A middle-aged-man, Sunday Samuel, has accused the Ondo State Trauma and Surgical Centre, Ondo Town, of negligence after his wife died during a surgical operation at the facility.
The deceased, Fola, was reportedly diagnosed with breast cancer.
The mother of four was thereafter placed on medication for about a month in the hospital ward before she was taken to the theatre for surgery on Monday, July 25.
According to her husband, the operation was disrupted by power outage, as the medical facility repeatedly switched between electricity and generator.
He also lamented that the hospital failed to provide a standby oxygen cylinder before embarking on the surgery, as none was available when they needed it during the operation.
Sunday said, “My wife had breast cancer and was admitted to the Ondo State Trauma Centre, where she was stabilised for close to a month.
“On Monday, July 25, she was taken from her ward and moved on a wheelchair into the theatre room around 10.30am. Shortly after they moved in, power supply went off, and they had to call the person in charge of the generator to switch it on.
“I was even surprised that the man was just pouring fuel into the generator. The power came back 30 minutes later and they switched off the generator.
“After an hour, the light went off again. That was when we started looking for the man in charge of the generator but we could not find him. So, I had to put on the generator myself; imagine a big hospital like that.
“All this was happening while the surgery was ongoing. About one hour later, the person in charge of the generator switched to normal power again. About one hour and 30 minutes later, one of the doctors rushed out to call someone in our presence to get oxygen.
“I was sitting directly opposite the theatre with my mother-in-law and a friend and did not see anyone take the oxygen into the theatre. It was later that they came out to tell me that my wife did not make it. That was when I broke down in tears.”
Sunday, a security guard, frowned on the decision of the hospital to manage the fuel in its generator at the expense of his wife’s life.
He noted that all the demands of the hospital were met before Fola was taken to the medical centre.
“We bought oxygen the previous week when she was still in the ward. It was not as if she needed oxygen, but they said she might need it at night. So, I paid for it and they went to purchase it and placed it by her side. For more than five days, she did not use it. It was one morning that I arrived that they said she was unconscious in the night and had to use oxygen. We also bought two pints of blood; one was used before the surgery and the other was meant to be used during the surgery. So, if it was fuel that they needed, I would have got it too, instead of rationing their fuel. I wondered why they should manage fuel while carrying out a surgery at the expense of someone’s life. My wife had the chance of surviving if those scenarios had not played out,” he added.
A member of the family, who witnessed the incident and identified himself as Tunde, said the deceased was getting better before she was considered for the surgery.
He said, “When they brought her here, she could barely walk. But she later started recuperating. She was already walking, eating and even visiting the restroom by herself some days before the surgery. Her file is there to prove this. A nurse even confirmed to us that she was already getting better and capable of undergoing the surgery and that something of such should not have happened.”
The Information Officer of the medical centre, Tope Akinjide, said the hospital did not carry out any surgery on Monday.

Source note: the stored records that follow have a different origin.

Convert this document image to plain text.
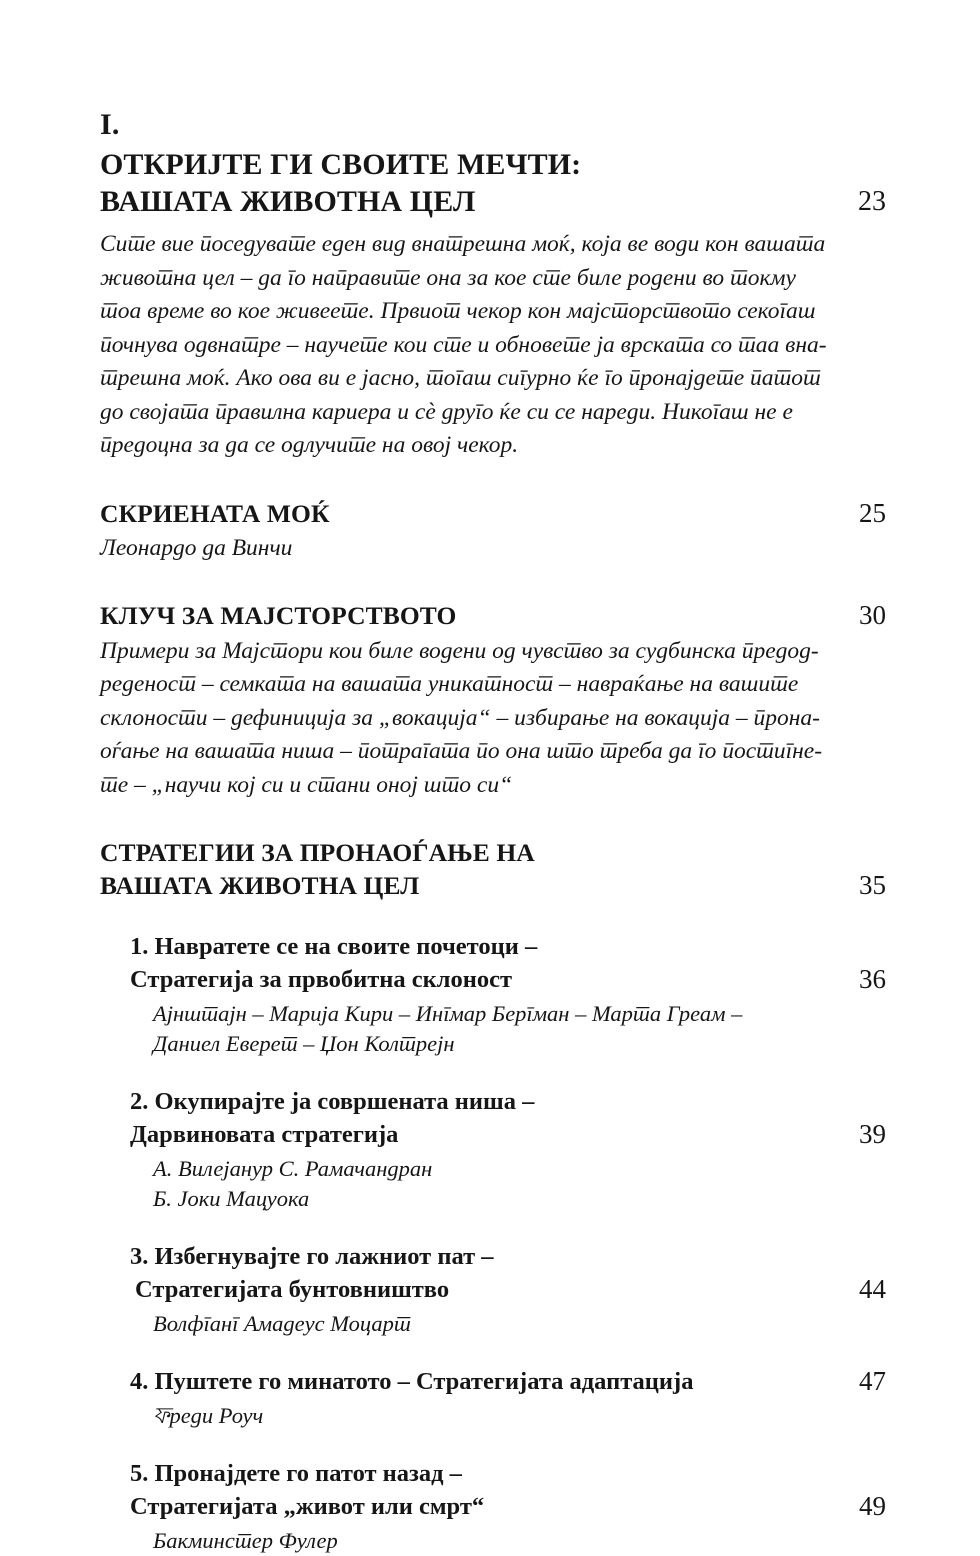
I.
ОТКРИЈТЕ ГИ СВОИТЕ МЕЧТИ:
ВАШАТА ЖИВОТНА ЦЕЛ	23

Сите вие поседувате еден вид внатрешна моќ, која ве води кон вашата
животна цел – да го направите она за кое сте биле родени во токму
тоа време во кое живеете. Првиот чекор кон мајсторството секогаш
почнува одвнатре – научете кои сте и обновете ја врската со таа вна-
трешна моќ. Ако ова ви е јасно, тогаш сигурно ќе го пронајдете патот
до својата правилна кариера и сѐ друго ќе си се нареди. Никогаш не е
предоцна за да се одлучите на овој чекор.

СКРИЕНАТА МОЌ	25

Леонардо да Винчи

КЛУЧ ЗА МАЈСТОРСТВОТО	30

Примери за Мајстори кои биле водени од чувство за судбинска предод-
реденост – семката на вашата уникатност – навраќање на вашите
склоности – дефиниција за „вокација“ – избирање на вокација – прона-
оѓање на вашата ниша – потрагата по она што треба да го постигне-
те – „научи кој си и стани оној што си“

СТРАТЕГИИ ЗА ПРОНАОЃАЊЕ НА
ВАШАТА ЖИВОТНА ЦЕЛ	35
1. Навратете се на своите почетоци –
Стратегија за првобитна склоност	36

Ајнштајн – Марија Кири – Ингмар Бергман – Марта Греам –
Даниел Еверет – Џон Колтрејн

2. Окупирајте ја совршената ниша –
Дарвиновата стратегија	39

А. Вилејанур С. Рамачандран
Б. Јоки Мацуока

3. Избегнувајте го лажниот пат –
Стратегијата бунтовништво	44

Волфганг Амадеус Моцарт

4. Пуштете го минатото – Стратегијата адаптација	47

ফреди Роуч

5. Пронајдете го патот назад –
Стратегијата „живот или смрт“	49

Бакминстер Фулер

But when confronted with evidence by our correspondent, he confirmed that it was true that the patient was operated on that day.

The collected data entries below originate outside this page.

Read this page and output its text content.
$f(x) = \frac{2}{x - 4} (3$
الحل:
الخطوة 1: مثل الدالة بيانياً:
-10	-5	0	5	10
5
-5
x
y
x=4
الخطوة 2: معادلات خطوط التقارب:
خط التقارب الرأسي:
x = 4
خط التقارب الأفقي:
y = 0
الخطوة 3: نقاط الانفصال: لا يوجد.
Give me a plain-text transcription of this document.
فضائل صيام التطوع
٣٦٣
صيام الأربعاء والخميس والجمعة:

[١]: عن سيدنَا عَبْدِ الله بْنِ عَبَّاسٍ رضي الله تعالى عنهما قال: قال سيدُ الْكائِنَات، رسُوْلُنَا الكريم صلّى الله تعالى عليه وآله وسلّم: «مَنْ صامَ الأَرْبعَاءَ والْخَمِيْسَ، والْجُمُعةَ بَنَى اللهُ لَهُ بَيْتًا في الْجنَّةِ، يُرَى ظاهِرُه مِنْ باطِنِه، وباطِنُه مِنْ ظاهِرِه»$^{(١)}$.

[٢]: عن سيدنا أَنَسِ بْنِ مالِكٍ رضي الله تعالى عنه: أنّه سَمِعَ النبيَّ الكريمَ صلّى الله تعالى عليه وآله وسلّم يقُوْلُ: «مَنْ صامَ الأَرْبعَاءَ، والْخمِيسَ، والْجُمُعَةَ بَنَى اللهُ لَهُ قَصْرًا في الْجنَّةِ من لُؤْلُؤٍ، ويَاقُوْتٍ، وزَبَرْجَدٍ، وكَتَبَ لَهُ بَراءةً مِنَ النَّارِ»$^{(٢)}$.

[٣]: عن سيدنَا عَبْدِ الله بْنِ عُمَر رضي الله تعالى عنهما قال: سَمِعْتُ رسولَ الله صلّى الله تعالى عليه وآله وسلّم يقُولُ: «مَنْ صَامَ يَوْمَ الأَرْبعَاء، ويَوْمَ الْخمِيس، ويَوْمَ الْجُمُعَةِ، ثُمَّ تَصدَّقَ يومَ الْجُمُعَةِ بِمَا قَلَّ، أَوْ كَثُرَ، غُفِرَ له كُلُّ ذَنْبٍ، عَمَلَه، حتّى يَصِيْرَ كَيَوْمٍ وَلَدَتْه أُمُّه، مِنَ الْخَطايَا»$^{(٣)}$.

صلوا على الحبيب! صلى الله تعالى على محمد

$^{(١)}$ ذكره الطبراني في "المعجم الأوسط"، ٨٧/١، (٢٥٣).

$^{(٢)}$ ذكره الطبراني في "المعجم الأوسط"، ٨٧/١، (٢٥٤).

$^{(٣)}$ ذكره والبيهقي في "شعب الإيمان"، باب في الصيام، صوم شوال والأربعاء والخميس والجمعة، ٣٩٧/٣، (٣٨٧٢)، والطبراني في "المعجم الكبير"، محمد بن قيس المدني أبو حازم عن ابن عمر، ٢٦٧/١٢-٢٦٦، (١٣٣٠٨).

He said, “I am into administrative matters and not clinical matters. And from my own desk, surgery is carried out on Tuesdays, Wednesdays and Thursdays. Nevertheless, by their own discretion, they could have booked it for Monday. The surgery department has the right to schedule their operation. I have just confirmed the personality and the core subject matter of the case. It is true.”
Akinjide said a senior surgeon at the hospital told him that the survival chance of the patient was low.
“The issue is that when I spoke with the senior surgeon, he said the patient in question was in the ward for some weeks, and she had been critical, a late presentation of the case. The patient was having breast cancer and she took some pints of blood. More so, he said the patient’s oxygen was still intact, saying it did not get exhausted overnight,” he added.
Akinjide, however, did not respond to the allegations that the hospital was switching between electricity and generator while the surgery was ongoing.
He said he would contact the Deputy Chief Medical Director of the hospital for comprehensive details of the incident.
He had yet to do so as of the time of filing this report.